Nous vous recommandons de centraliser et de rationaliser les ensembles d’outils avant de commencer à appliquer des fonds de l’American Rescue Plan Act. Après tout, il n’y a aucun intérêt à appliquer de nouveaux achats à du matériel et des logiciels redondants.
Si vous avez amélioré la visibilité de vos actifs au point d’avoir une compréhension complète des produits logiciels et matériels que les employés utilisent, vous pouvez déprovisionner les produits inutilisés et éliminer les licences redondantes. Cela vous donnera l’assurance que vous économisez de l’argent sans compromettre la productivité.
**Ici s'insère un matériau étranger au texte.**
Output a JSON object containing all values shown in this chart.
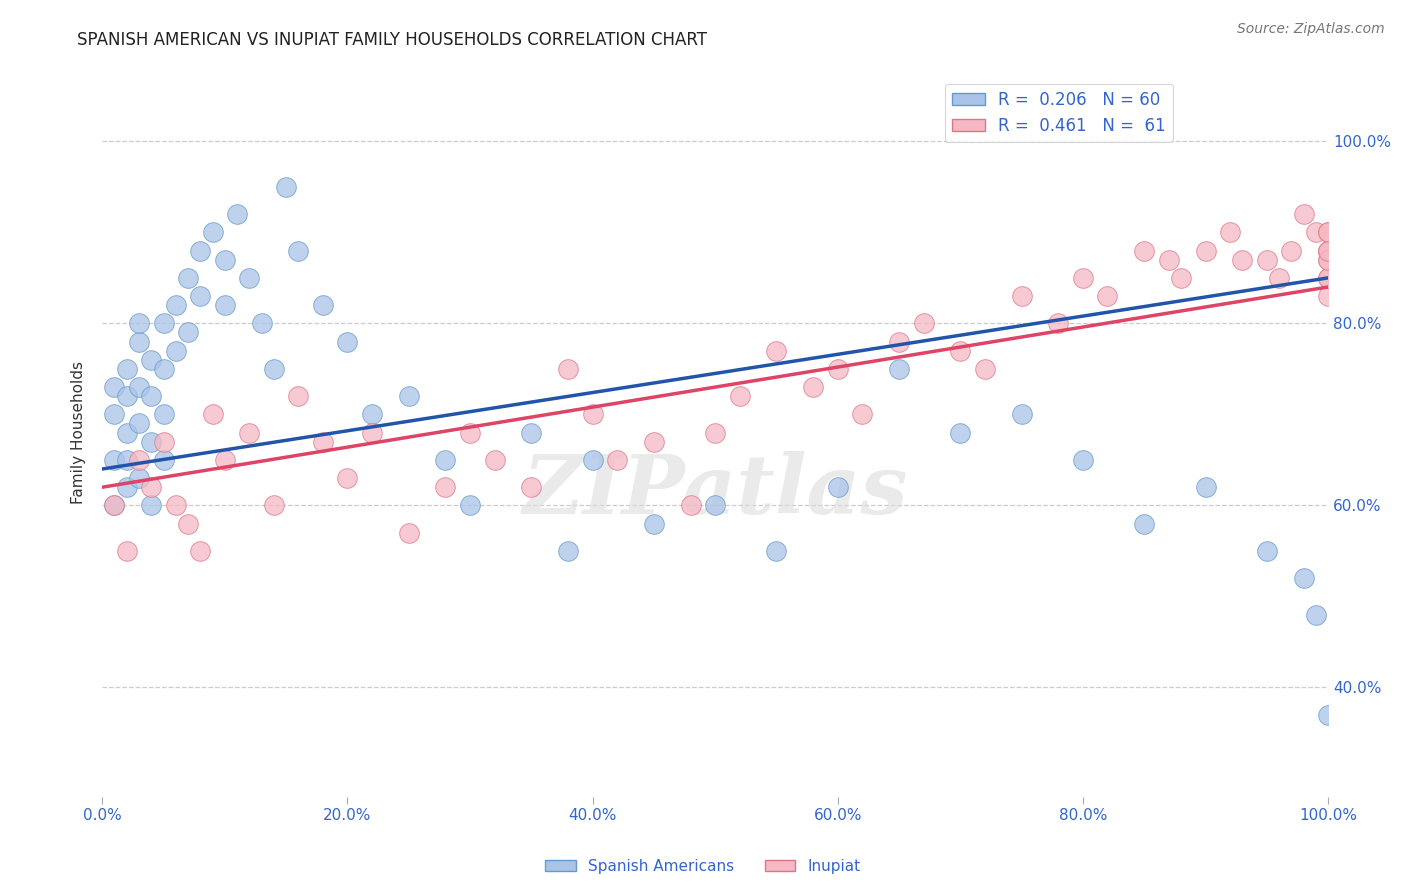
{
  "title": "SPANISH AMERICAN VS INUPIAT FAMILY HOUSEHOLDS CORRELATION CHART",
  "source": "Source: ZipAtlas.com",
  "ylabel": "Family Households",
  "xlim": [
    0,
    100
  ],
  "ylim": [
    28,
    108
  ],
  "yticks": [
    40,
    60,
    80,
    100
  ],
  "xticks": [
    0,
    20,
    40,
    60,
    80,
    100
  ],
  "xtick_labels": [
    "0.0%",
    "20.0%",
    "40.0%",
    "60.0%",
    "80.0%",
    "100.0%"
  ],
  "ytick_labels_right": [
    "40.0%",
    "60.0%",
    "80.0%",
    "100.0%"
  ],
  "grid_color": "#cccccc",
  "background_color": "#ffffff",
  "watermark_text": "ZIPatlas",
  "series": [
    {
      "name": "Spanish Americans",
      "color": "#aac4e8",
      "edge_color": "#6699cc",
      "R": 0.206,
      "N": 60,
      "line_color": "#2255aa",
      "x": [
        1,
        1,
        1,
        1,
        2,
        2,
        2,
        2,
        2,
        3,
        3,
        3,
        3,
        3,
        4,
        4,
        4,
        4,
        5,
        5,
        5,
        5,
        6,
        6,
        7,
        7,
        8,
        8,
        9,
        10,
        10,
        11,
        12,
        13,
        14,
        15,
        16,
        18,
        20,
        22,
        25,
        28,
        30,
        35,
        38,
        40,
        45,
        50,
        55,
        60,
        65,
        70,
        75,
        80,
        85,
        90,
        95,
        98,
        99,
        100
      ],
      "y": [
        65,
        70,
        73,
        60,
        68,
        72,
        75,
        65,
        62,
        78,
        80,
        73,
        69,
        63,
        76,
        72,
        67,
        60,
        80,
        75,
        70,
        65,
        82,
        77,
        85,
        79,
        88,
        83,
        90,
        87,
        82,
        92,
        85,
        80,
        75,
        95,
        88,
        82,
        78,
        70,
        72,
        65,
        60,
        68,
        55,
        65,
        58,
        60,
        55,
        62,
        75,
        68,
        70,
        65,
        58,
        62,
        55,
        52,
        48,
        37
      ],
      "x_extra": [
        2,
        3,
        5,
        7,
        9,
        12,
        15,
        18,
        22,
        25,
        30,
        35,
        40,
        50,
        60,
        70,
        80,
        90,
        100
      ],
      "y_extra": [
        57,
        55,
        58,
        60,
        52,
        48,
        45,
        50,
        55,
        48,
        53,
        48,
        55,
        52,
        48,
        45,
        52,
        48,
        37
      ]
    },
    {
      "name": "Inupiat",
      "color": "#f5b8c4",
      "edge_color": "#dd7788",
      "R": 0.461,
      "N": 61,
      "line_color": "#dd4466",
      "x": [
        1,
        2,
        3,
        4,
        5,
        6,
        7,
        8,
        9,
        10,
        12,
        14,
        16,
        18,
        20,
        22,
        25,
        28,
        30,
        32,
        35,
        38,
        40,
        42,
        45,
        48,
        50,
        52,
        55,
        58,
        60,
        62,
        65,
        67,
        70,
        72,
        75,
        78,
        80,
        82,
        85,
        87,
        88,
        90,
        92,
        93,
        95,
        96,
        97,
        98,
        99,
        100,
        100,
        100,
        100,
        100,
        100,
        100,
        100,
        100,
        100
      ],
      "y": [
        60,
        55,
        65,
        62,
        67,
        60,
        58,
        55,
        70,
        65,
        68,
        60,
        72,
        67,
        63,
        68,
        57,
        62,
        68,
        65,
        62,
        75,
        70,
        65,
        67,
        60,
        68,
        72,
        77,
        73,
        75,
        70,
        78,
        80,
        77,
        75,
        83,
        80,
        85,
        83,
        88,
        87,
        85,
        88,
        90,
        87,
        87,
        85,
        88,
        92,
        90,
        85,
        88,
        87,
        90,
        88,
        83,
        85,
        87,
        90,
        88
      ]
    }
  ],
  "blue_line_start_y": 64,
  "blue_line_end_y": 85,
  "pink_line_start_y": 62,
  "pink_line_end_y": 84
}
Il n’y a aucun intérêt à s’engager dans des projets de transformation numérique audacieux alors que votre organisation informatique est gênée par des outils redondants, un manque de centralisation et des processus lents et complexes qui résultent d’une approche « pivotante » de la gestion informatique.
Obtenir de la visibilité est la première étape pour aller de l’avant
Si vous n’avez pas de solution systématique pour surveiller les endpoints et analyser leur utilisation, il est temps d’en mettre une en place.
Une fois que vous pouvez faire l’inventaire et surveiller efficacement les endpoints, vous pouvez commencer à rationaliser les investissements informatiques, à utiliser au mieux les logiciels et le matériel que vous souhaitez conserver et à supprimer les investissements sous-utilisés ou redondants.
En rendant votre infrastructure informatique existante aussi efficace que possible, vous jetez les bases de l’investissement dans de nouveaux outils et services lorsque les fonds du plan de secours américain arrivent.